Career progression and aspirations
Do you have a specific next career step in mind? What is needed to achieve that step? To what extent do the successes you identified above contribute to that aspiration?
- For many academics, their next career step will be achieved via promotion. Make sure you are familiar with the criteria and how these will be assessed for your discipline. Beware of relying on second-hand advice here; go to the source and read the criteria yourself. Many people talk themselves out of applying for promotion on the grounds that they feel, or have been ‘advised’, that they are not ready when, in fact, they do meet the criteria. If you’re unsure whether you meet all the criteria for promotion, seek advice from trusted colleagues, your head of department or the Academic Progression Team.

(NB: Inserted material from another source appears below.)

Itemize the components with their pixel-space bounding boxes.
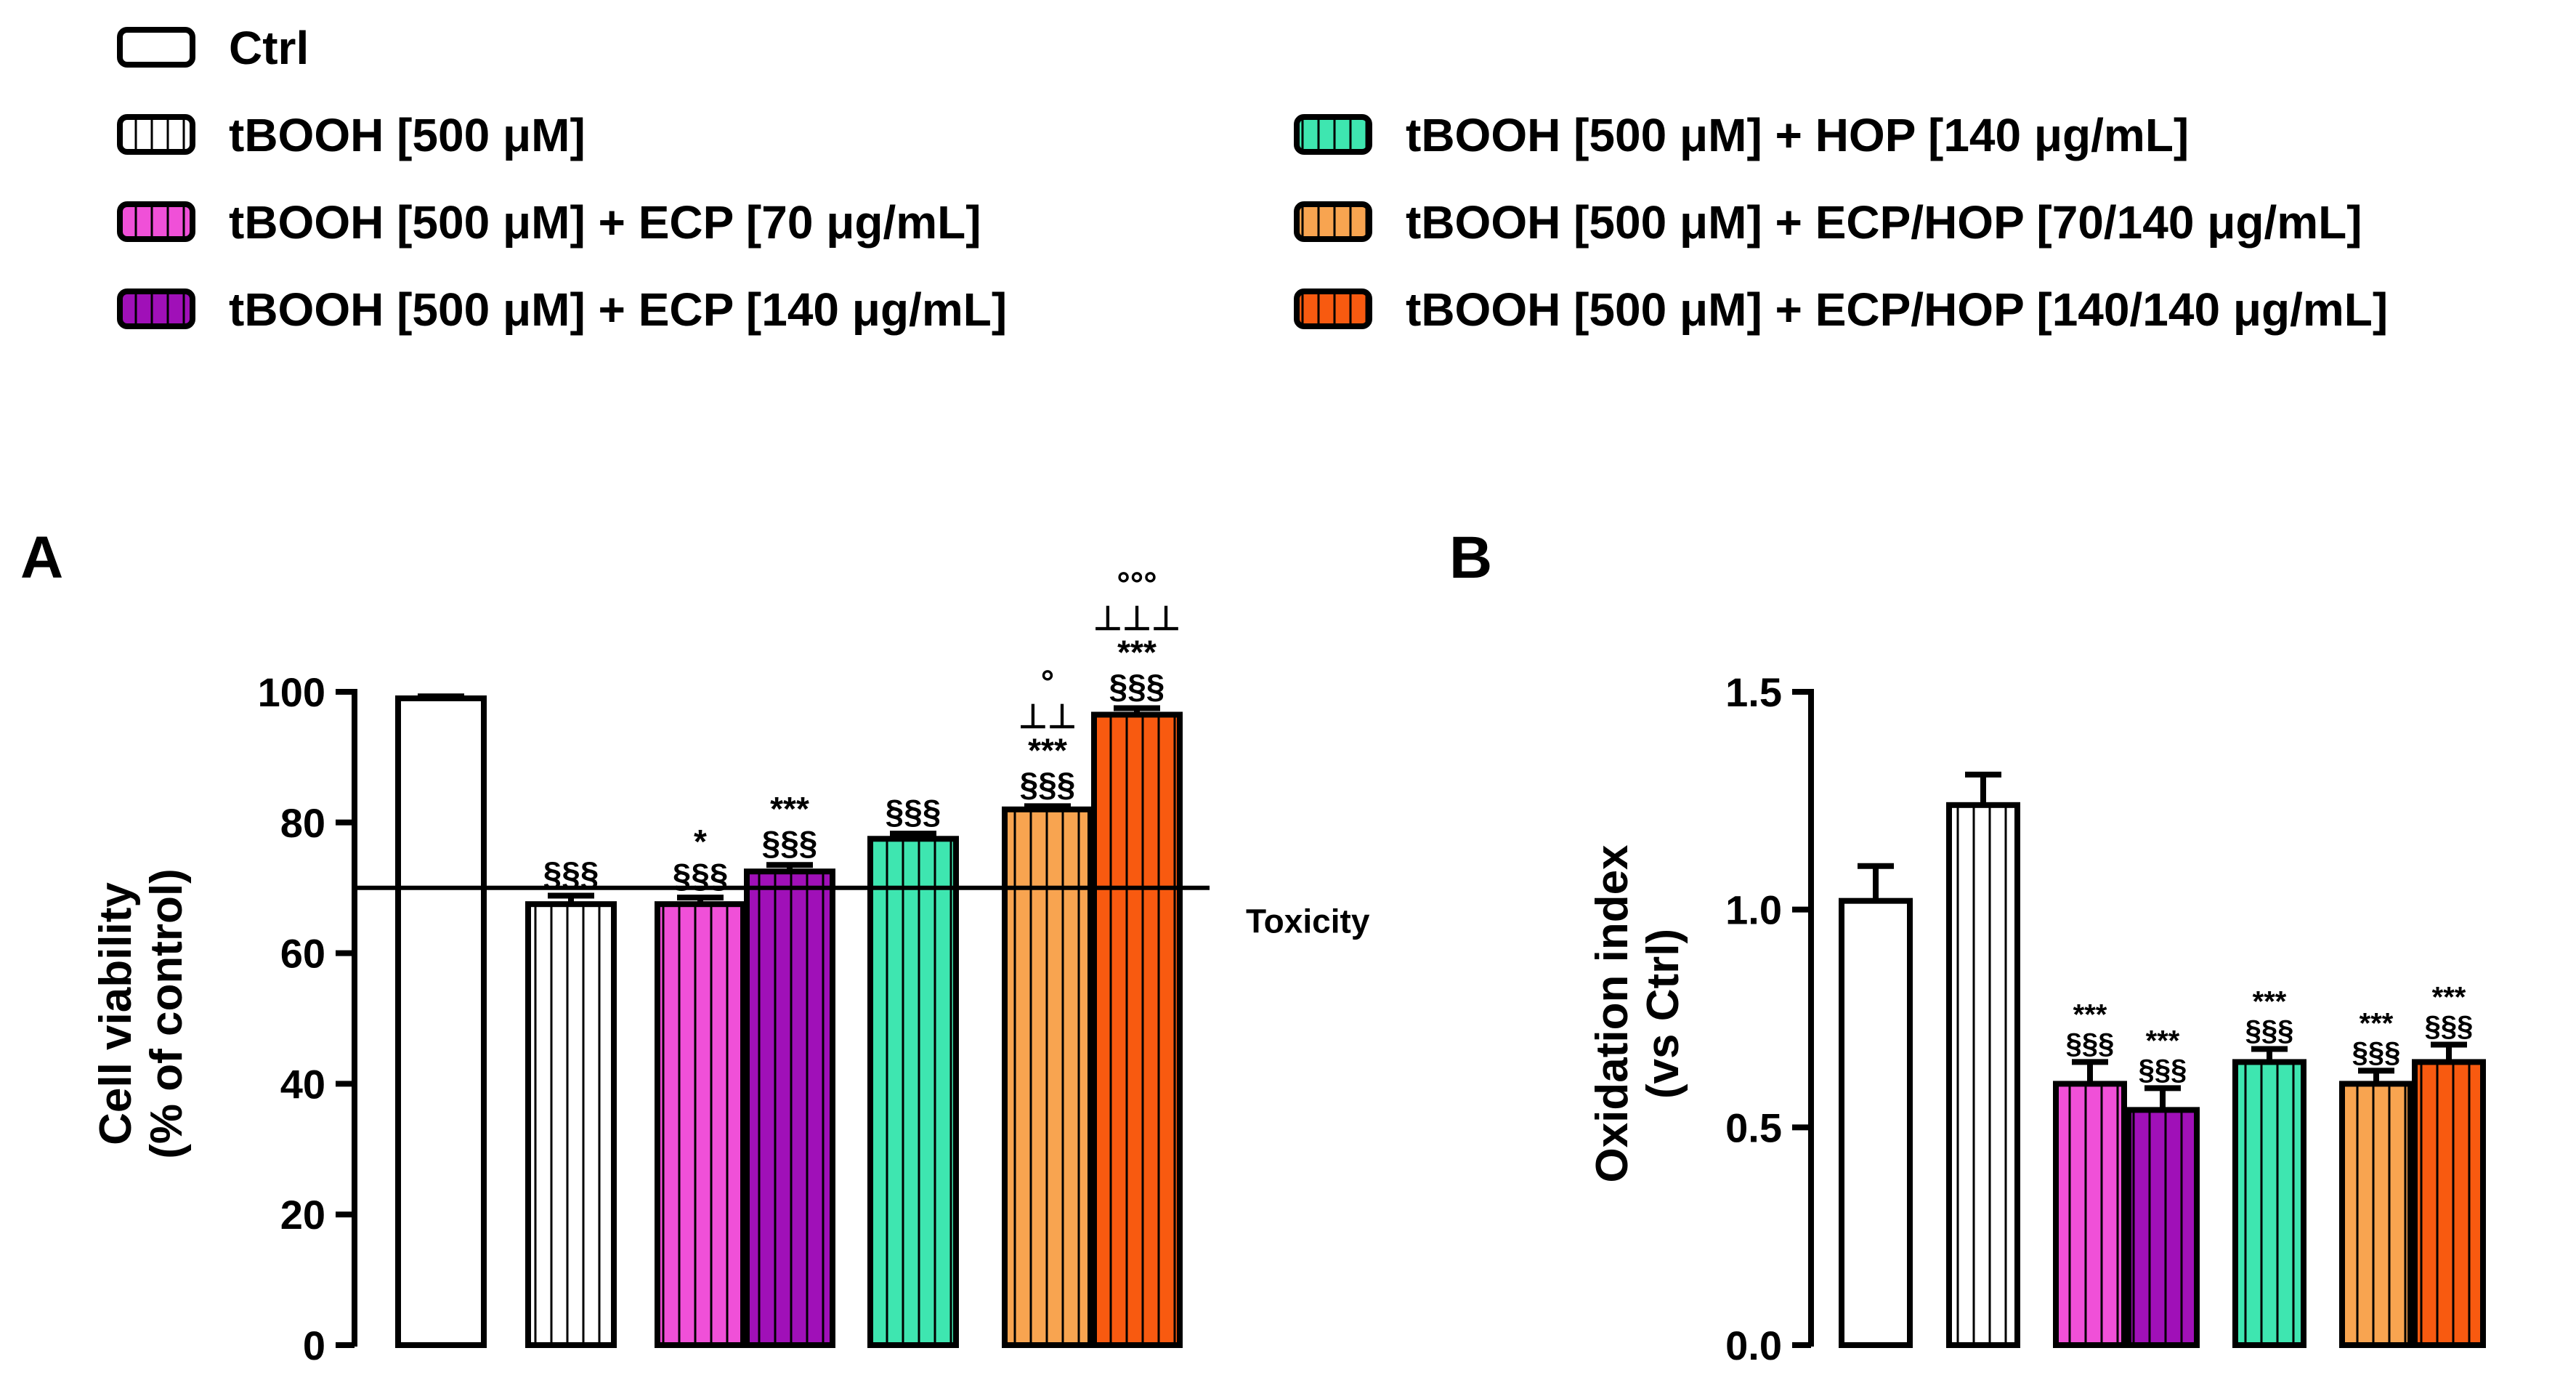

- There is evidence that academic staff from under-represented and/or minoritised groups are disproportionately likely to hold themselves back from applying for promotion and/or may be held to different standards. Pay gaps and lower numbers of professors from these groups also attest to this ongoing inequality. Imperial has a number of initiatives to tackle the issues, including a gender de-coding tool to mitigate hidden bias.
- A classic careers advice tip is to behave as if you are at the next grade before you apply for it. What role models do you have for people at the grade you want to achieve? How do they speak, act, behave? How do you feel when you compare yourself to them? What would it look like if you were acting at their level?
- Lastly, it can be tempting to focus on job titles as demonstrable evidence of progression, particularly in a hierarchised setting like academia. There’s nothing wrong with climbing up the management hierarchy if doing so genuinely motivates you and/or fulfils your needs. But there are other valid measures of success, such as producing research which aligns with your sense of purpose or developing innovative teaching which aligns with your educational values. Don’t chase another person’s definition of success – define and pursue your own success.